Deepfake Kidnapping Calls: The Chilling New Face of AI Voice Scams
Written by: Charles Bethea, staff writer at The New Yorker
One night in Brooklyn, Robin and her husband Steve were asleep when her phone rang twice — her mother-in-law, Mona, calling after midnight. Concerned, Robin answered and heard Mona’s voice crying, “I can’t do it, I can’t do it.” Moments later, a man’s voice came through: “Get Steve.” Within minutes, the couple were convinced Mona and her husband Bob were being held hostage.
Steve, a law-enforcement officer, called a colleague while staying on the line. The male caller threatened, “I’ve got a gun to your mom’s head.” The ransom? Just $500 via Venmo — an absurdly low sum that nonetheless seemed real enough to pay. When the payment went through, the caller demanded another $250 “for travel.” Only after the ordeal did Steve and Robin reach Mona — safe in bed, unaware of any call. The “hostage situation” had been faked with AI.
AI Voice Cloning: A Disturbing Evolution
Robin and Steve had fallen victim to a new kind of scam: AI voice cloning. Advances in generative AI have made it possible to reproduce anyone’s voice from a short audio clip. Hany Farid, a computer scientist at the University of California, Berkeley, explains: “I can now clone the voice of just about anybody and get them to say just about anything.”
While synthetic voices have existed for decades — from Apple’s early “Hello, I’m Macintosh” demo to Siri and Alexa — they’ve only recently become indistinguishable from real ones. In 2022, New York-based startup ElevenLabs unveiled software that can clone a voice using as little as 45 seconds of audio. Today, such technology is available for as little as $5 per month.
How Deepfake Scams Work
The scammer’s method is simple: scrape short voice clips from social media, generate an AI clone, and place a call that mimics the victim’s loved one. The emotional impact of hearing a child or parent’s voice in distress can override logic — a psychological manipulation as old as crime itself, now powered by AI.
Victims like Robin and Steve are not alone. Arizona mother Jennifer DeStefano received a call from an unknown number. Her teenage daughter’s voice sobbed, “Mom, they have me!” A man then threatened violence and demanded $50,000. It was an AI-generated voice. DeStefano later testified before the U.S. Senate Judiciary Committee, warning lawmakers about the terrifying realism of these scams.

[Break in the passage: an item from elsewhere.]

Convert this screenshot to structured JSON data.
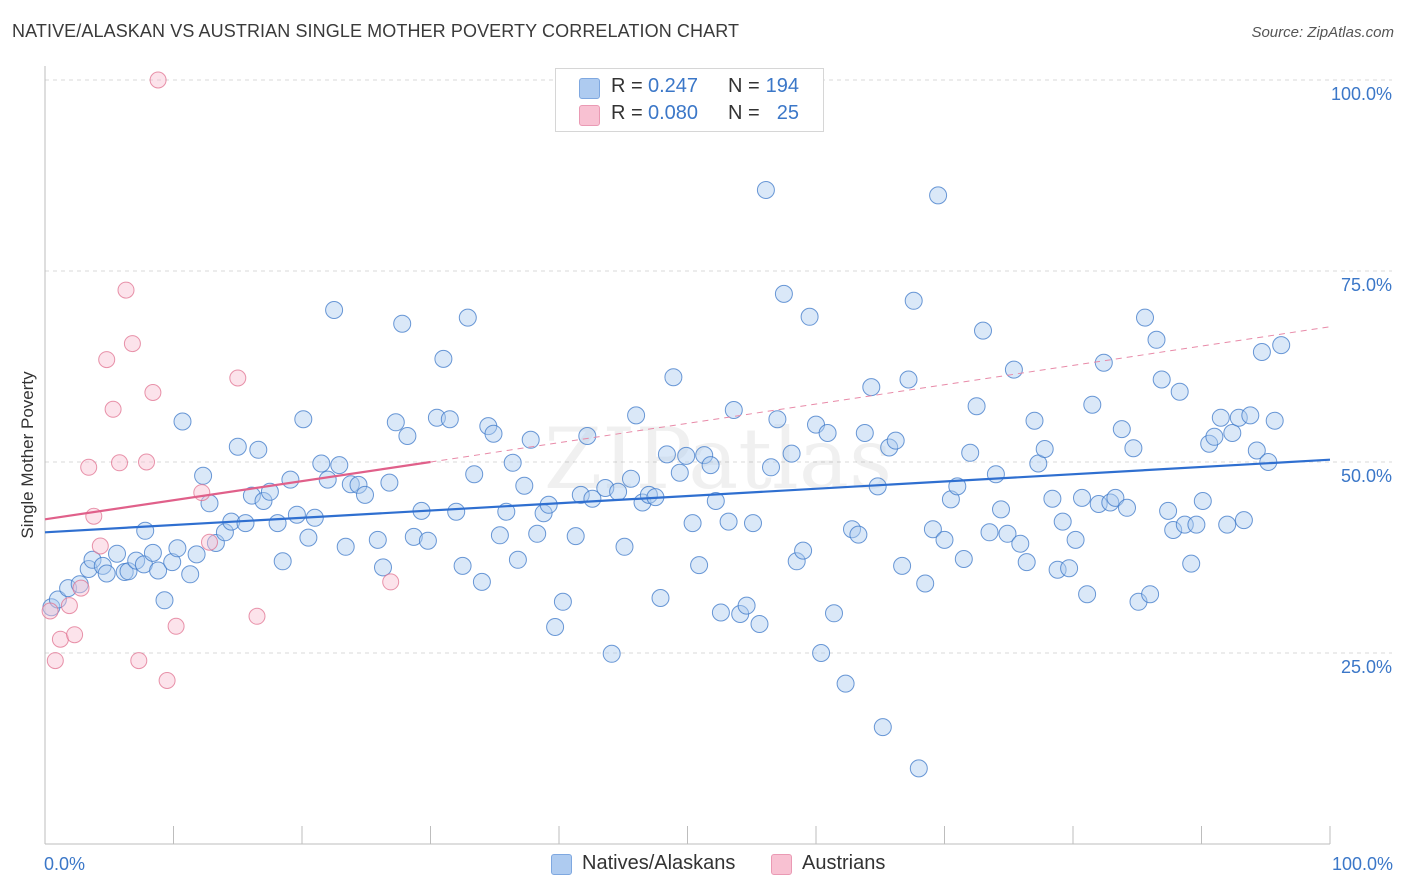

In another case, RaeLee Jorgensen, a teacher’s aide, got a call from her son’s number. “Hey, Mom, this is Tate,” said the familiar voice. Then another voice interjected, “I have your son and I’m going to shoot him.” Minutes later, she learned Tate was safe at school — but the emotional damage was real.
The Legal and Ethical Lag
Governments are struggling to keep pace. U.S. Senator Jon Ossoff described the issue as “urgent,” asking whether society can “get good enough fast enough at discerning real from fake.” The proposed QUIET Act aims to increase penalties for those who use AI to impersonate others, while states like Arizona seek to classify AI as a weapon when used in crimes.
The Federal Trade Commission (FTC) reports Americans lost over $2 billion to impostor scams in 2022. In 2024, it offered a $25,000 prize to developers who could build real-time deepfake detection tools. Some entries use AI to detect voice watermarking or metadata inconsistencies — but “there are no silver bullets,” says FTC official Will Maxson.
AI Voice Cloning’s Legitimate Uses
Not all applications are harmful. Companies like The Voice Keeper use the technology to preserve voices of patients with ALS or throat cancer. Film studios deploy AI dubbing to sync actors’ voices in multiple languages. Even public figures such as Keith Byars and Mayor Eric Adams have used cloned voices for commercial or outreach purposes — though privacy advocates have raised concerns about consent and misuse.
Protecting Yourself from AI Voice Scams
- Pause before reacting. If a loved one sounds panicked, verify their safety via another channel (text or video call).
- Establish a family password. Use a pre-agreed code word only real relatives know.
- Never send money on the spot. Scammers rely on emotional urgency — step back and confirm.
- Be cautious with voice data. Limit what personal audio you share publicly.
Robin’s family now has their own verification plan. “It doesn’t seem like this scam is going to stop anytime soon,” she said. “So we came up with an extended-family password.” When asked if Mona remembered it, she laughed: “I’m going to have to go over it again. I still can’t believe I was worth only $750.”